Psychopathologie et enfance


L'orientation temporo-spatiale, le schéma corporel, les facultés intellectuelles, l'image du corps et les relations avec autrui ou les institutions sociales peuvent être dégradés par des expériences traumatisantes de l'enfant.


Déficience intellectuelle


3 % de la population générale des jeunes souffrent de déficience intellectuelle (avec davantage de garçons).

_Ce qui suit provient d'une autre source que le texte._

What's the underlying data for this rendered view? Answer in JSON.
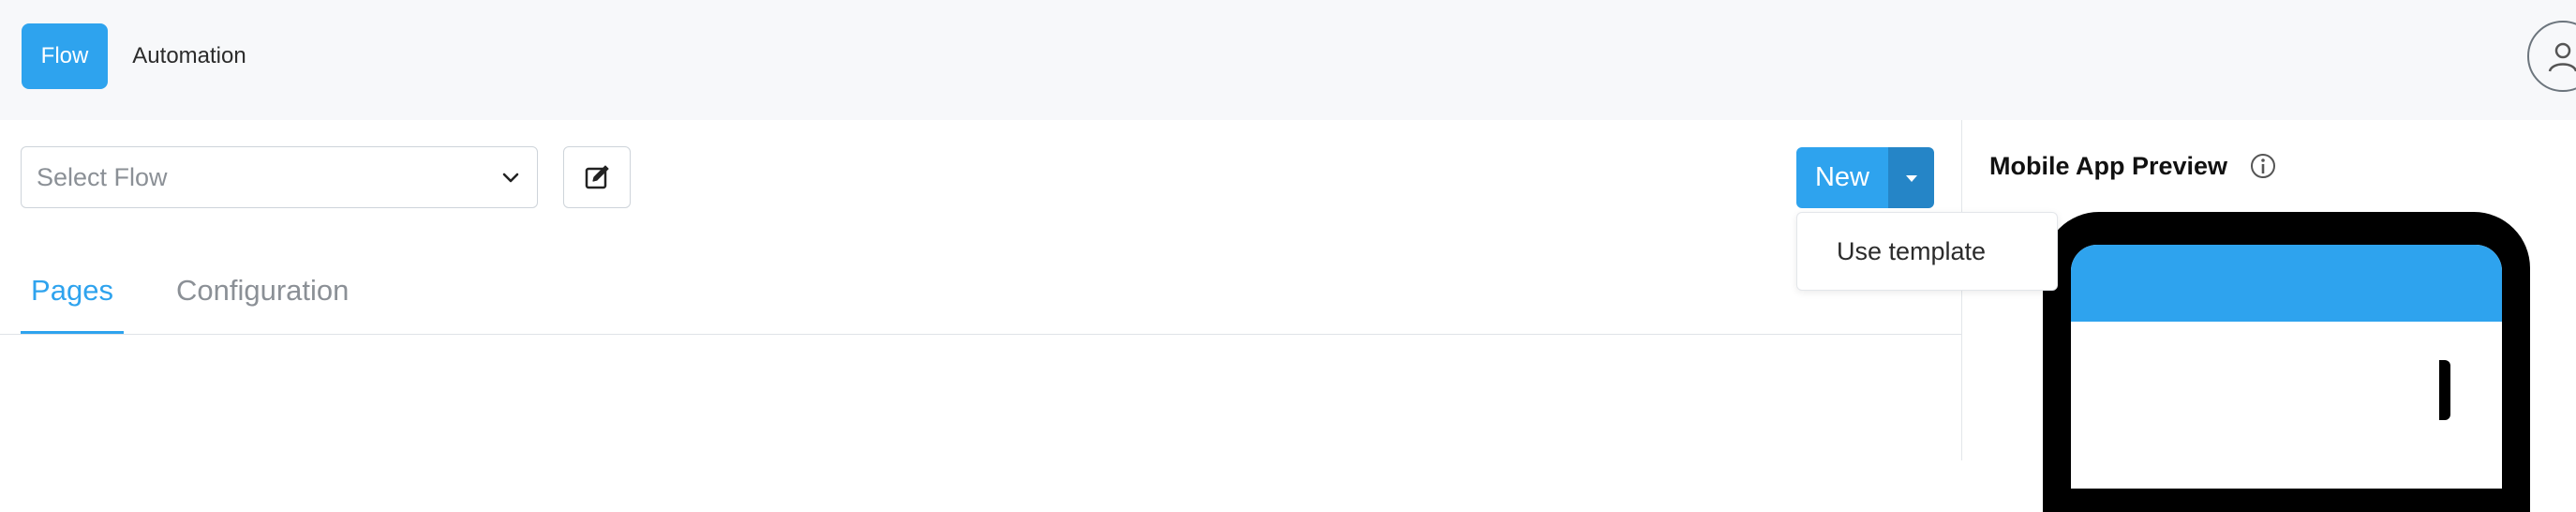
{
  "nav": {
    "tabs": [
      {
        "label": "Flow",
        "active": true
      },
      {
        "label": "Automation",
        "active": false
      }
    ],
    "avatar_icon": "user-icon"
  },
  "flow_selector": {
    "placeholder": "Select Flow",
    "icon": "chevron-down-icon"
  },
  "edit_button": {
    "icon": "edit-icon"
  },
  "new_button": {
    "label": "New",
    "dropdown_icon": "caret-down-icon",
    "dropdown_items": [
      "Use template"
    ]
  },
  "content_tabs": [
    {
      "label": "Pages",
      "active": true
    },
    {
      "label": "Configuration",
      "active": false
    }
  ],
  "preview": {
    "title": "Mobile App Preview",
    "info_icon": "info-icon"
  },
  "colors": {
    "accent": "#2ea3ee",
    "accent_dark": "#2585c7",
    "topbar_bg": "#f7f8fa",
    "border": "#ced4da",
    "muted_text": "#8b9096"
  }
}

La déficience est mesurée par des tests psychologiques d'efficience, qui sont étalonnés sur les performances intellectuelles de la population normale.


En fait, la majorité des faiblesses provient d'une dysharmonie de facultés : ces dernières sont mal utilisées, mal combinées, quand l'espace-temps et le schéma corporel de l'enfant sont embrouillés.


Insuffisances cognitives


Elles correspondent en majorité à des difficultés (ou impossibilités) à :


trier les signes et de conserver le résultat du tri en mémoire ;


séparer formes et fonds ;


résister à la séduction des contagions par le proche et le ressemblant (« transitivisme »).


Le manque de confiance, le sentiment d'échec et l'anxiété produisent la peur de mal faire, peur de décevoir et l'inhibition scolaire.


Principales manifestations de déséquilibre au cours de

l'enfance


Syndrome psychomoteur : tonus élevé, crispation, maladresses, dyspraxies, hyperkinésie.


Instabilité, fuite, colères sont des réactions maladroites de compensation.


Agression (davantage chez le garçon) : tentatives brouillonnes pour se valoriser ailleurs que dans les circuits scolaires (petite délinquance, désordre, oppositions « caractérielles » aux adultes).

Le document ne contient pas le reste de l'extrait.